While traditional data centers use between 10 and 25 MW of power, demand by hyperscale AI factories can exceed 100 MW. Data centers are growing rapidly in size, with next-generation facilities projected to require 1 GW or more of power.
The growth in AI workloads is changing the way chips and server racks are built within data centers. Over the next few years, we will see a shift from today’s already powerful kilowatt-scale racks to 1 MW racks in some AI factories. Each rack will consume about the same amount of electricity as 1,000 average households.
Traditional low-voltage power delivery is no longer sufficient for modern server rooms. Increasing power delivery efficiently and at scale requires major advancements in power distribution technologies and architecture.
Leading AI chip makers, tech giants, data center operators, and power system providers are collaborating on solutions. Nvidia recently put a stake in the ground on applying a higher voltage approach by proposing an 800 VDC architecture.
The idea of a higher-voltage DC data center is not new. We were discussing 300 VDC architectures over a decade ago. But today, the urgency is vastly greater. The transition from kilowatt-scale racks to gigawatt-scale data centers, fueled by massive GPU deployments, is forcing a more aggressive approach to power system upgrades.
To sustain this trajectory, the tech industry can no longer rely on incremental improvements to data center power systems. We must make bold changes, quickly, to deliver the power needed to fuel and sustain this growth.
The Problem: Too Many Conversions, Too Much Waste
The traditional data center power train is limited by traditional AC power delivery. Electricity flows from the utility as medium-voltage AC, but before it reaches the racks, it goes through a multi-stage process of conversion: from AC to DC for the uninterruptible power supply and battery backup, DC back to AC for facility distribution, and finally, AC back to low-voltage DC at the rack. A typical legacy rack power system involves five or more conversion steps, and, in each conversion, precious energy is lost.
For every lost watt of power, you need to expend even more energy to cool the heat it generates. As rack power density surpasses the current 100 kW threshold and approaches the projected one-megawatt mark, these losses become unsustainable.

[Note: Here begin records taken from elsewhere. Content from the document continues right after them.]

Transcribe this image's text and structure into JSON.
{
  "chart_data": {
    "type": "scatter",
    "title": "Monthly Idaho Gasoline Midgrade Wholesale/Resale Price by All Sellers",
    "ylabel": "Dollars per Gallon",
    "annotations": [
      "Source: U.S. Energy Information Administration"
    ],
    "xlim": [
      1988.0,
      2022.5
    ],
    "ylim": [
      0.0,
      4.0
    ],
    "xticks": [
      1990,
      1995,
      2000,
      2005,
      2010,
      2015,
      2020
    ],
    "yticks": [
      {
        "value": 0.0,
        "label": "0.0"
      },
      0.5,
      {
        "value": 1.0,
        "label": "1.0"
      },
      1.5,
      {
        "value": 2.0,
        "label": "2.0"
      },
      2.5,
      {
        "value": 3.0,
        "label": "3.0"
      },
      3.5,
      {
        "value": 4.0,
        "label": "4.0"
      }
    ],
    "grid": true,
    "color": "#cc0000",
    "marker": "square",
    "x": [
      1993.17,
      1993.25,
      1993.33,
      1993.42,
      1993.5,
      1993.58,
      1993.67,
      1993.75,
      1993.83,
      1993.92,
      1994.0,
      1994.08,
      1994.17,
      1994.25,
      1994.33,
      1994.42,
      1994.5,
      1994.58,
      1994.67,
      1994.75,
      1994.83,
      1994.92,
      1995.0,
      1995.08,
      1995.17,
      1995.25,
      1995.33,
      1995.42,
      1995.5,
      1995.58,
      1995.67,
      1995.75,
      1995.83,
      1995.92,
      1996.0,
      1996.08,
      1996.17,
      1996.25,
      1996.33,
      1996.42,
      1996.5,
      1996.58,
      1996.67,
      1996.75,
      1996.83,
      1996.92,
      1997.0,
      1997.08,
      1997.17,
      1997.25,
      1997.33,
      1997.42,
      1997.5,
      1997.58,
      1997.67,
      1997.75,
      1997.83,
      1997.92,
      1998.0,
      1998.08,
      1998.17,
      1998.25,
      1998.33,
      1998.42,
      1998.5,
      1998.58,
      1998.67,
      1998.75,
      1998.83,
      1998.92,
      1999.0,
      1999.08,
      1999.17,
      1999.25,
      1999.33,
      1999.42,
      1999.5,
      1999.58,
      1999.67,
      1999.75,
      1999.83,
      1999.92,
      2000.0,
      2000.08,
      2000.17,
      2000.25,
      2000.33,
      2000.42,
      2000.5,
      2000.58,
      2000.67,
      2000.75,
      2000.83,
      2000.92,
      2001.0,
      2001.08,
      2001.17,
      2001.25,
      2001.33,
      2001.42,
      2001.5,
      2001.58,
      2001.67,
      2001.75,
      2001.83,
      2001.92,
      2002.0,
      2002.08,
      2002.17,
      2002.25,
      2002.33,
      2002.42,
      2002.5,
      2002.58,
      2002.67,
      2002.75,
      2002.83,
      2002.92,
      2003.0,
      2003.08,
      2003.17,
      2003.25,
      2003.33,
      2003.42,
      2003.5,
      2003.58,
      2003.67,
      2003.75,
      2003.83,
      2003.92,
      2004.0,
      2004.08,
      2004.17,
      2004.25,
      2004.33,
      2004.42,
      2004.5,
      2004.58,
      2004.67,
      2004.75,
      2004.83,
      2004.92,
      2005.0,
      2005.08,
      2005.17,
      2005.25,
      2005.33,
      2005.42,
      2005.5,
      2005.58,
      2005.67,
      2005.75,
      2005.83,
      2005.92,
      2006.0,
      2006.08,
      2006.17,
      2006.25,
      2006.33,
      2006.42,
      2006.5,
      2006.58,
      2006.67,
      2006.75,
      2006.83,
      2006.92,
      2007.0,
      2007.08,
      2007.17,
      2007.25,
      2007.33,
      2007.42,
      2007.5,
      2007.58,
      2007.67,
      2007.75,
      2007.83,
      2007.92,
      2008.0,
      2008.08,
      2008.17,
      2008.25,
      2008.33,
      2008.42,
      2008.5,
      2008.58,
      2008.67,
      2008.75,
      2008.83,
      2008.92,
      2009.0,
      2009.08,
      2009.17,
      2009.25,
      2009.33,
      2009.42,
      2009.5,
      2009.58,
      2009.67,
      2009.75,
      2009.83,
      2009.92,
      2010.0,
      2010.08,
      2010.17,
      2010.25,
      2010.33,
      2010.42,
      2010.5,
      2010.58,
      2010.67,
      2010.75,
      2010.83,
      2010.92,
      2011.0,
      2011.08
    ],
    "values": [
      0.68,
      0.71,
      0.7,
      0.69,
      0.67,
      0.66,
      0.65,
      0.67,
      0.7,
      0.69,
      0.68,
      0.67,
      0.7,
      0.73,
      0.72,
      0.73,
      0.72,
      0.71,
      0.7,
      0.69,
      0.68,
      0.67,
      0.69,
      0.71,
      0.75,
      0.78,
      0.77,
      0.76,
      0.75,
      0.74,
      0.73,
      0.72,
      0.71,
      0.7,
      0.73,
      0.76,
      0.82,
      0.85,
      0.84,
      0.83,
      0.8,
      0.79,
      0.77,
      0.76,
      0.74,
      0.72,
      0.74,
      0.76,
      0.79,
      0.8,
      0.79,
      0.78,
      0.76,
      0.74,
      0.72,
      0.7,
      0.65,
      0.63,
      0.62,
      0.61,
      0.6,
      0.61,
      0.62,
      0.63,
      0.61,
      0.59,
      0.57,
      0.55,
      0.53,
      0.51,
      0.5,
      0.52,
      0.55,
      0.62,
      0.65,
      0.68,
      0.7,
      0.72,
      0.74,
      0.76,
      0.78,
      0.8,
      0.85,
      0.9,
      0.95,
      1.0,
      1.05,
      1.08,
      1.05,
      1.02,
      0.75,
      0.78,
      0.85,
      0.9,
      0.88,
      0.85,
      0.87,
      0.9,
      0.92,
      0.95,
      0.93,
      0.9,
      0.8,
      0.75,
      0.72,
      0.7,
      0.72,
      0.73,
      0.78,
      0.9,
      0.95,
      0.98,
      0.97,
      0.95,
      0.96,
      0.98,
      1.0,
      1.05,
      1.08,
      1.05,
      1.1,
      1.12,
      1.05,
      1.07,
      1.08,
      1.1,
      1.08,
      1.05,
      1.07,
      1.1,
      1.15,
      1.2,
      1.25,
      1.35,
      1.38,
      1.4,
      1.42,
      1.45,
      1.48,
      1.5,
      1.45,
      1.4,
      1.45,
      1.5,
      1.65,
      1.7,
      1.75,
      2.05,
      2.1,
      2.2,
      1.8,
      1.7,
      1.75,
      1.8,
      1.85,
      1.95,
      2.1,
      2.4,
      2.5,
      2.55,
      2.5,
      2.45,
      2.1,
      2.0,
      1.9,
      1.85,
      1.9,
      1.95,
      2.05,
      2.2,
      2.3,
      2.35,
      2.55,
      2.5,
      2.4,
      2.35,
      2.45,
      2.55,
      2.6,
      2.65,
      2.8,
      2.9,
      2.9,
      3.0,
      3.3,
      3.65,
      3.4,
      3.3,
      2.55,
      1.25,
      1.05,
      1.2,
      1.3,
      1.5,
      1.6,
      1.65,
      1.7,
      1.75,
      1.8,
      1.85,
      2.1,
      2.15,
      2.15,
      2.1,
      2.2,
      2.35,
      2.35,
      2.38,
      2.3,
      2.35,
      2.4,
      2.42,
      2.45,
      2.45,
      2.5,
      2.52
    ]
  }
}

Data center operators’ main interest is no longer saving space; it’s about energy efficiency. One of the most direct ways to save electricity is to eliminate the AC/DC transformations across the power chain. Eliminating three of these conversions, for example, can improve end-to-end energy efficiency by 3% to 5% at the gigawatt scale, resulting in a difference that can amount to tens of millions of dollars in electricity savings.
The Solution: Direct, Higher-Voltage DC
Many in the industry believe a prudent way to combat this loss of energy within the process is to directly distribute higher-voltage DC power within the data center and to the rack. Nvidia is focused on 800 VDC, but the tech industry is also considering 1000 VDC or 1500 VDC in the future.
The transition is driven by the laws of physics. By raising the voltage of the primary power distribution bus, the current required to deliver the same amount of power is drastically reduced. Lower current allows for significantly thinner conductors and busways, resulting in less copper usage. This may not sound like much, but it could be about 200 kilograms less per 1 MW rack for the busbars alone. Scaling this to a 1 GW data center could save up to half a million tons of copper.
Transitioning to higher-voltage DC distribution is a transformative upgrade. It represents a paradigm shift demanding a torrent of exciting and disruptive innovation. Some fundamental building blocks don’t commercially exist today. The architecture presents technical hurdles, including safety concerns and challenging operating conditions. The industry must align on common voltage ranges, connector interfaces, and safety practices.
One of the most important technologies necessary to make the high-voltage DC infrastructure viable is to convert the 13.8 kV AC grid power to 800 VDC at the data center perimeter. This requires an advanced type of electrical transformer that uses power semiconductor devices and advanced control circuitry to manage and transform electric power. Twenty years ago, having a device that could run at such high voltages was feasible, but highly complex, bulky, and expensive. However, there is now considerable active research and development in this area, and companies have developed testing prototypes.
The second piece of the road map is distributing the DC power to the racks. Data centers can’t use AC circuit breakers to do this. DC protection is surprisingly more difficult than AC protection. A traditional AC breaker can interrupt current easily because the AC waveform crosses zero every few milliseconds. In a DC system, the current never crosses zero. To interrupt a fault in a high-voltage DC system, you need a device that can break that current instantly and without generating massive thermal losses during normal operation. The best way to protect against short circuits is to use advanced semiconductor technology to create a solid-state circuit breaker that is fit for purpose.
Meeting AI’s Energy Demands Starts Now
AI is one of the biggest stories in the energy world today because it is fundamentally an electrical challenge, not just a computing one. With the push for AI dominance at warp speed, it is up to electrification partners to develop these foundational components quickly, reliably, and with the deep technical expertise needed to ensure safety and performance.